What is the next economic crisis?

Posted by Mike Erney, October 13, 2010

First, the housing market crumbles, and then the stock market. Now there are growing fears of yet another collapse on the horizon, the credit card industry.

Wait- isn’t consumer debt declining? The trend of consumers paying off credit card debt seen since last year continued this quarter according to the Federal Reserve Board. Revolving consumer credit fell at an annual rate of 7.5 percent in August (Consumer Credit Card News). This matches the same numbers for June and July.

In all, revolving credit fell from $828 billion in July to $821 billion in August. Overall consumer debt declined almost 2% between these two months. (source: Consumer Credit Card News)

Doesn’t this all sound like a good thing? Not so fast. Most analysts have been quick to point out that the large decline is actually tied to charge offs, which are accounts lenders have written off as uncollectible.

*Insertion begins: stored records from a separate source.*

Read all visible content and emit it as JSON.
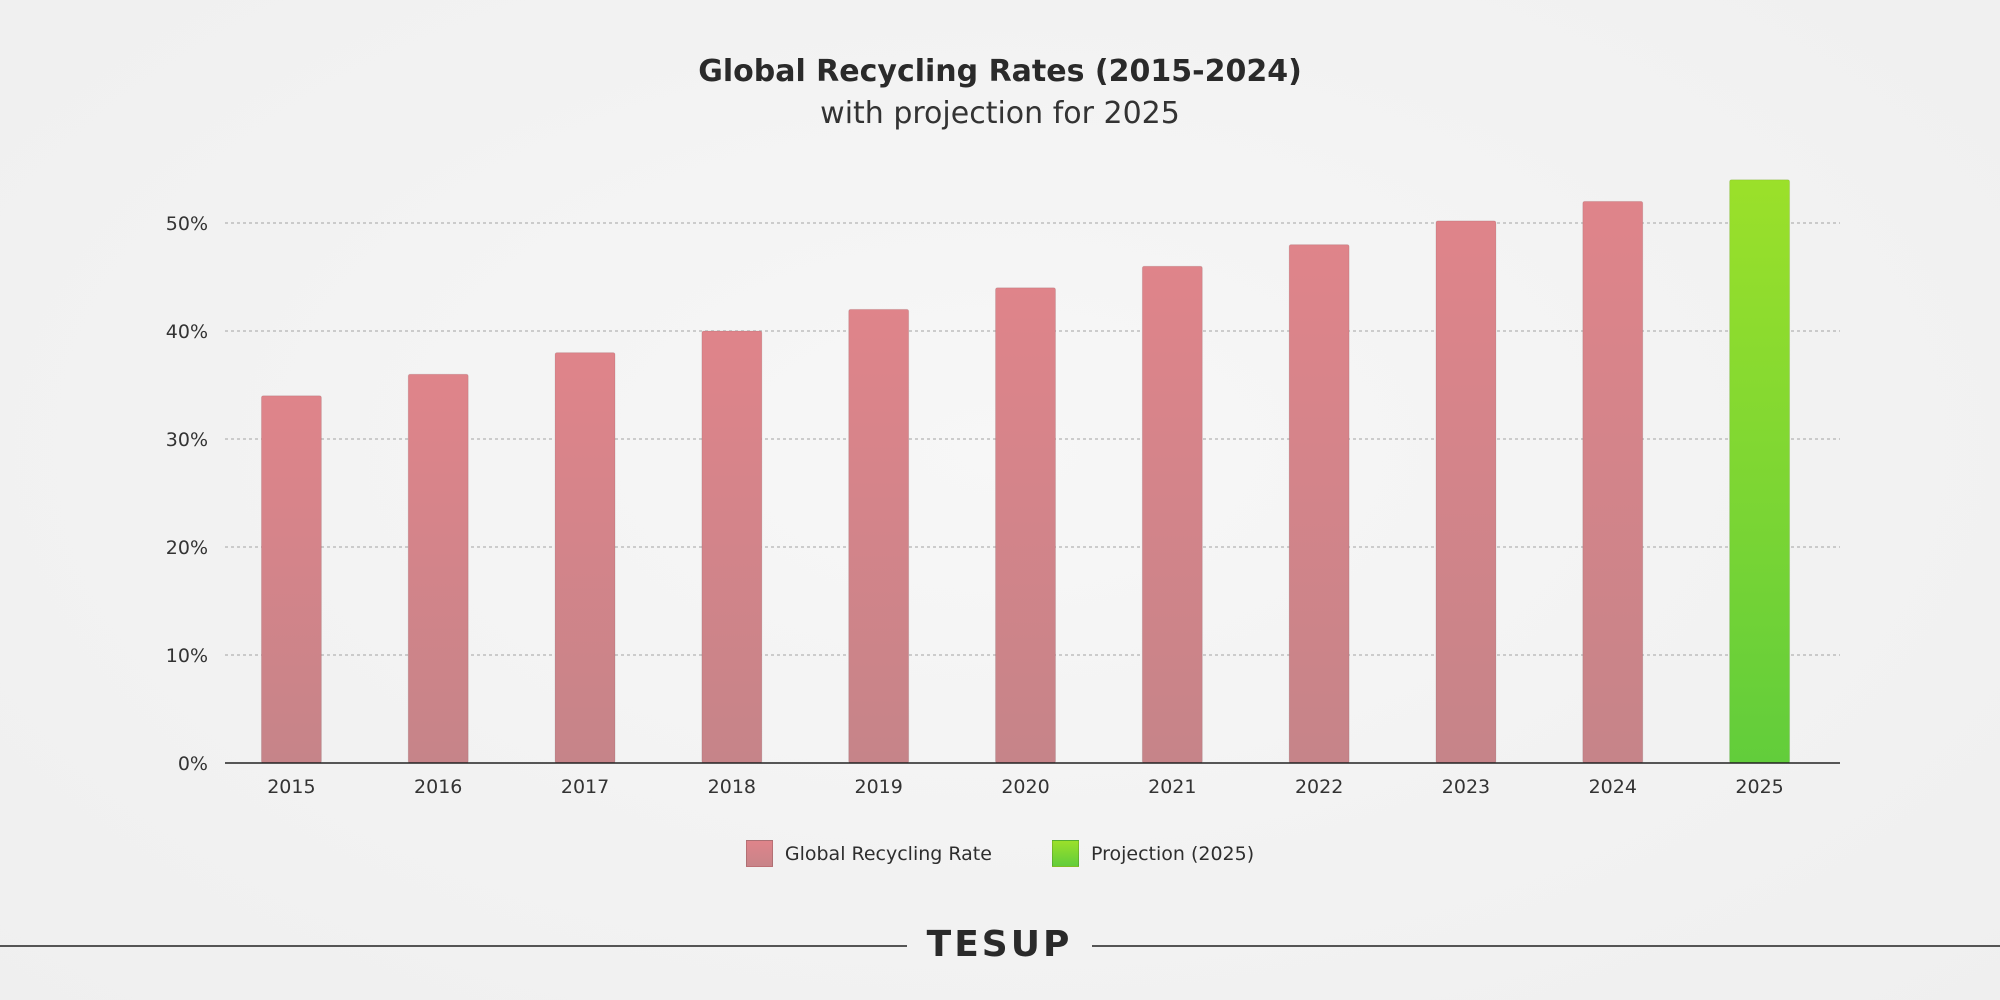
{
  "chart_data": {
    "type": "bar",
    "title": "Global Recycling Rates (2015-2024)",
    "subtitle": "with projection for 2025",
    "categories": [
      "2015",
      "2016",
      "2017",
      "2018",
      "2019",
      "2020",
      "2021",
      "2022",
      "2023",
      "2024",
      "2025"
    ],
    "series": [
      {
        "name": "Global Recycling Rate",
        "color_top": "#df848a",
        "color_bottom": "#c68489",
        "values": [
          34,
          36,
          38,
          40,
          42,
          44,
          46,
          48,
          50.2,
          52,
          null
        ]
      },
      {
        "name": "Projection (2025)",
        "color_top": "#9be02a",
        "color_bottom": "#62cd3b",
        "values": [
          null,
          null,
          null,
          null,
          null,
          null,
          null,
          null,
          null,
          null,
          54
        ]
      }
    ],
    "y_ticks": [
      "0%",
      "10%",
      "20%",
      "30%",
      "40%",
      "50%"
    ],
    "y_tick_values": [
      0,
      10,
      20,
      30,
      40,
      50
    ],
    "ylim": [
      0,
      54
    ],
    "xlabel": "",
    "ylabel": "",
    "grid": "horizontal dashed",
    "legend_position": "bottom-center"
  },
  "legend": {
    "actual_label": "Global Recycling Rate",
    "projection_label": "Projection (2025)"
  },
  "footer": {
    "logo_text": "TESUP"
  }
}
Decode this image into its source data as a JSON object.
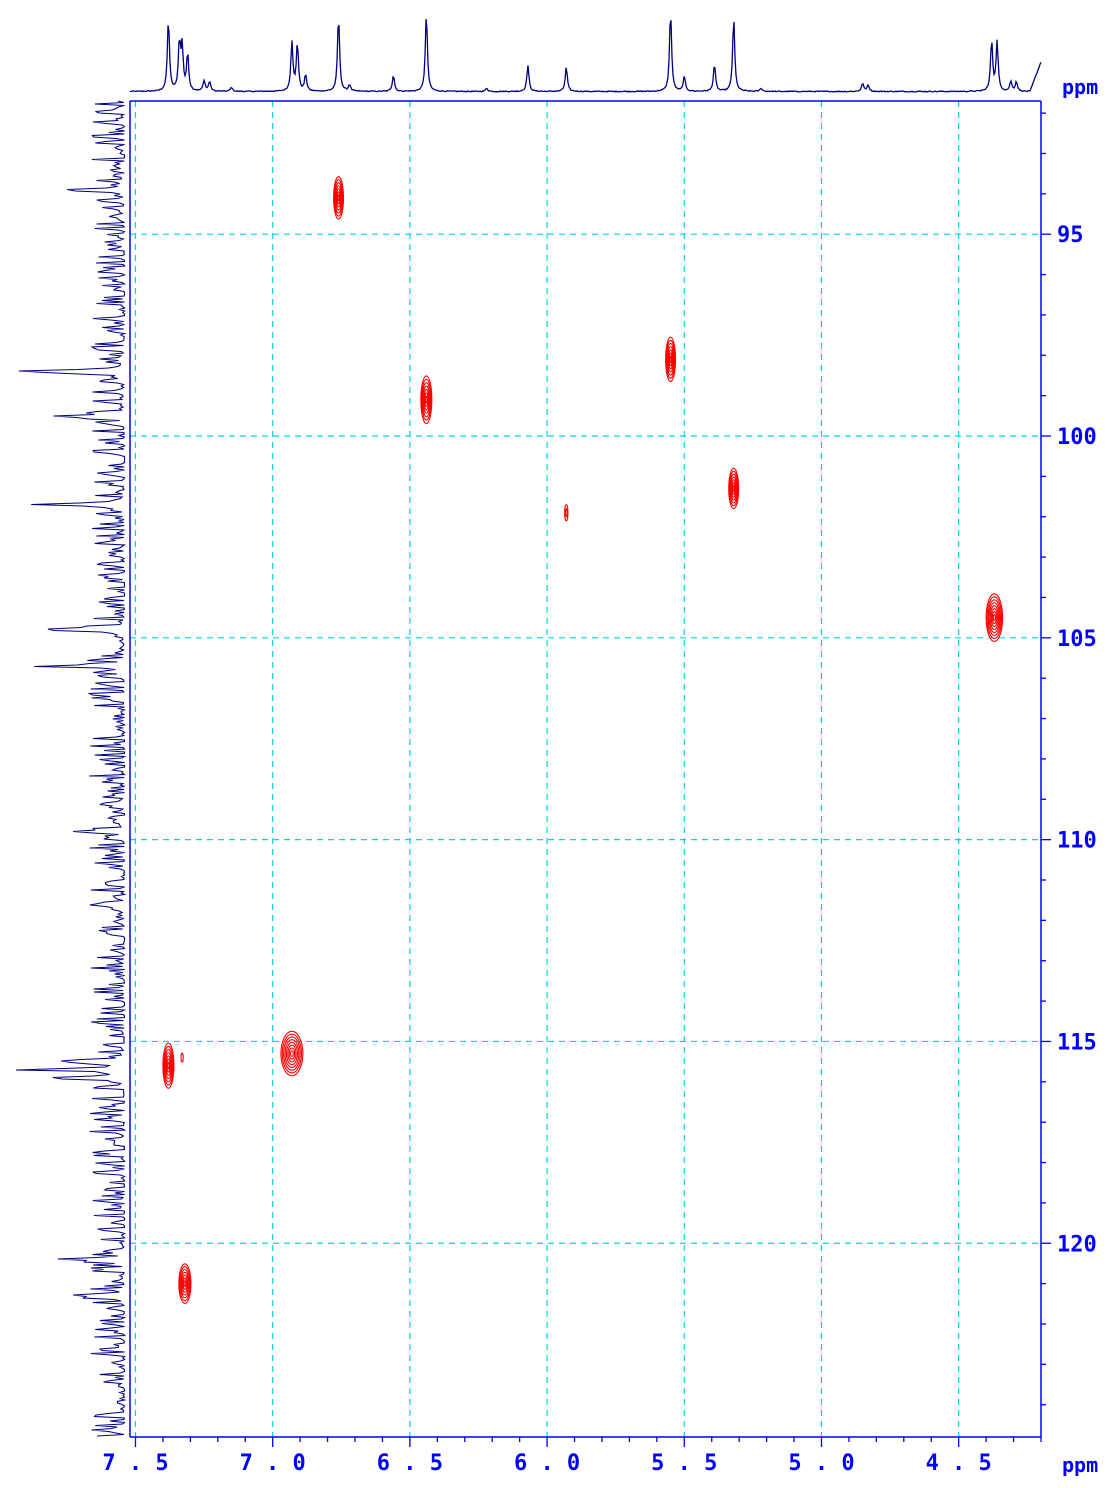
{
  "chart_data": {
    "type": "2D NMR contour plot (HSQC)",
    "x_axis": {
      "unit_label": "ppm",
      "range": [
        7.52,
        4.2
      ],
      "reversed": true,
      "ticks": [
        7.5,
        7.0,
        6.5,
        6.0,
        5.5,
        5.0,
        4.5
      ],
      "tick_labels": [
        "7.5",
        "7.0",
        "6.5",
        "6.0",
        "5.5",
        "5.0",
        "4.5"
      ]
    },
    "y_axis": {
      "unit_label": "ppm",
      "range": [
        91.7,
        124.8
      ],
      "side": "right",
      "ticks": [
        95,
        100,
        105,
        110,
        115,
        120
      ],
      "tick_labels": [
        "95",
        "100",
        "105",
        "110",
        "115",
        "120"
      ]
    },
    "grid": true,
    "colors": {
      "grid": "#00d5e8",
      "axes": "#0000ff",
      "projection": "#000080",
      "contours": "#ff0000",
      "labels": "#0000ff"
    },
    "cross_peaks": [
      {
        "x": 6.76,
        "y": 94.1,
        "w": 0.018,
        "h": 1.05,
        "levels": 7
      },
      {
        "x": 6.44,
        "y": 99.1,
        "w": 0.02,
        "h": 1.18,
        "levels": 7
      },
      {
        "x": 5.55,
        "y": 98.1,
        "w": 0.018,
        "h": 1.1,
        "levels": 7
      },
      {
        "x": 5.32,
        "y": 101.3,
        "w": 0.018,
        "h": 1.0,
        "levels": 7
      },
      {
        "x": 5.93,
        "y": 101.9,
        "w": 0.006,
        "h": 0.4,
        "levels": 2
      },
      {
        "x": 4.37,
        "y": 104.5,
        "w": 0.03,
        "h": 1.18,
        "levels": 8
      },
      {
        "x": 7.38,
        "y": 115.6,
        "w": 0.02,
        "h": 1.12,
        "levels": 7
      },
      {
        "x": 7.33,
        "y": 115.4,
        "w": 0.004,
        "h": 0.22,
        "levels": 1
      },
      {
        "x": 6.93,
        "y": 115.3,
        "w": 0.04,
        "h": 1.1,
        "levels": 8
      },
      {
        "x": 7.32,
        "y": 121.0,
        "w": 0.022,
        "h": 0.98,
        "levels": 7
      }
    ],
    "projection_1h_peaks": [
      {
        "x": 7.38,
        "h": 0.88
      },
      {
        "x": 7.34,
        "h": 0.58
      },
      {
        "x": 7.33,
        "h": 0.52
      },
      {
        "x": 7.31,
        "h": 0.45
      },
      {
        "x": 7.25,
        "h": 0.13
      },
      {
        "x": 7.23,
        "h": 0.12
      },
      {
        "x": 7.15,
        "h": 0.05
      },
      {
        "x": 6.93,
        "h": 0.6
      },
      {
        "x": 6.91,
        "h": 0.58
      },
      {
        "x": 6.88,
        "h": 0.2
      },
      {
        "x": 6.76,
        "h": 0.92
      },
      {
        "x": 6.72,
        "h": 0.08
      },
      {
        "x": 6.56,
        "h": 0.2
      },
      {
        "x": 6.44,
        "h": 0.95
      },
      {
        "x": 6.22,
        "h": 0.04
      },
      {
        "x": 6.07,
        "h": 0.32
      },
      {
        "x": 5.93,
        "h": 0.3
      },
      {
        "x": 5.55,
        "h": 0.98
      },
      {
        "x": 5.5,
        "h": 0.18
      },
      {
        "x": 5.39,
        "h": 0.33
      },
      {
        "x": 5.32,
        "h": 0.9
      },
      {
        "x": 5.22,
        "h": 0.04
      },
      {
        "x": 4.85,
        "h": 0.1
      },
      {
        "x": 4.83,
        "h": 0.08
      },
      {
        "x": 4.38,
        "h": 0.62
      },
      {
        "x": 4.36,
        "h": 0.6
      },
      {
        "x": 4.31,
        "h": 0.12
      },
      {
        "x": 4.29,
        "h": 0.12
      }
    ],
    "projection_13c_peaks": [
      {
        "y": 93.9,
        "h": 0.5
      },
      {
        "y": 98.4,
        "h": 1.0
      },
      {
        "y": 99.5,
        "h": 0.56
      },
      {
        "y": 101.7,
        "h": 0.8
      },
      {
        "y": 104.8,
        "h": 0.77
      },
      {
        "y": 105.7,
        "h": 0.7
      },
      {
        "y": 109.8,
        "h": 0.3
      },
      {
        "y": 115.5,
        "h": 0.65
      },
      {
        "y": 115.7,
        "h": 0.72
      },
      {
        "y": 115.9,
        "h": 0.6
      },
      {
        "y": 120.4,
        "h": 0.5
      },
      {
        "y": 121.3,
        "h": 0.45
      }
    ]
  }
}
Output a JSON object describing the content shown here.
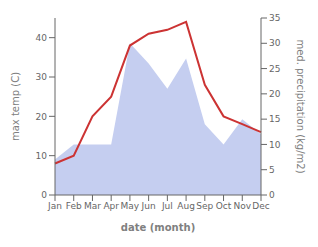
{
  "chart_data": {
    "type": "line",
    "categories": [
      "Jan",
      "Feb",
      "Mar",
      "Apr",
      "May",
      "Jun",
      "Jul",
      "Aug",
      "Sep",
      "Oct",
      "Nov",
      "Dec"
    ],
    "series": [
      {
        "type": "area",
        "axis": "y2",
        "color": "#c5cef0",
        "values": [
          7,
          10,
          10,
          10,
          30,
          26,
          21,
          27,
          14,
          10,
          15,
          12
        ]
      },
      {
        "type": "line",
        "color": "#cc3333",
        "values": [
          8,
          10,
          20,
          25,
          38,
          41,
          42,
          44,
          28,
          20,
          18,
          16
        ]
      }
    ],
    "xlabel": "date (month)",
    "ylabel": "max temp (C)",
    "y2label": "med. precipitation (kg/m2)",
    "ylim": [
      0,
      45
    ],
    "yticks": [
      0,
      10,
      20,
      30,
      40
    ],
    "y2lim": [
      0,
      35
    ],
    "y2ticks": [
      0,
      5,
      10,
      15,
      20,
      25,
      30,
      35
    ],
    "grid": false
  }
}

The net charge-off rate — the value of uncollected credit card balances a bank writes off as a loss — could hit 10 percent by the end of 2010, double the yearly default average over the last decade. Total charge-offs may reach $28 billion during the third quarter of 2010, and just under $100 billion by the end of next year. (source:CNNMoney.com)

Not only would a credit card collapse wreak havoc on the nation’s credit card companies, it would put even greater strain on an already floundering financial sector in which weakened financial companies are at the root of the problem.

Many of our clients have begun to take action. Banks, credit unions, and other financial institutions are hiring key employees in Collections, Recovery, and Loss Mitigation. Investing in early & middle stage ARM will help prevent such a large increase in charge offs. There is still time if you put the right people in place.

What is really in store for the credit card industry? Only time will tell.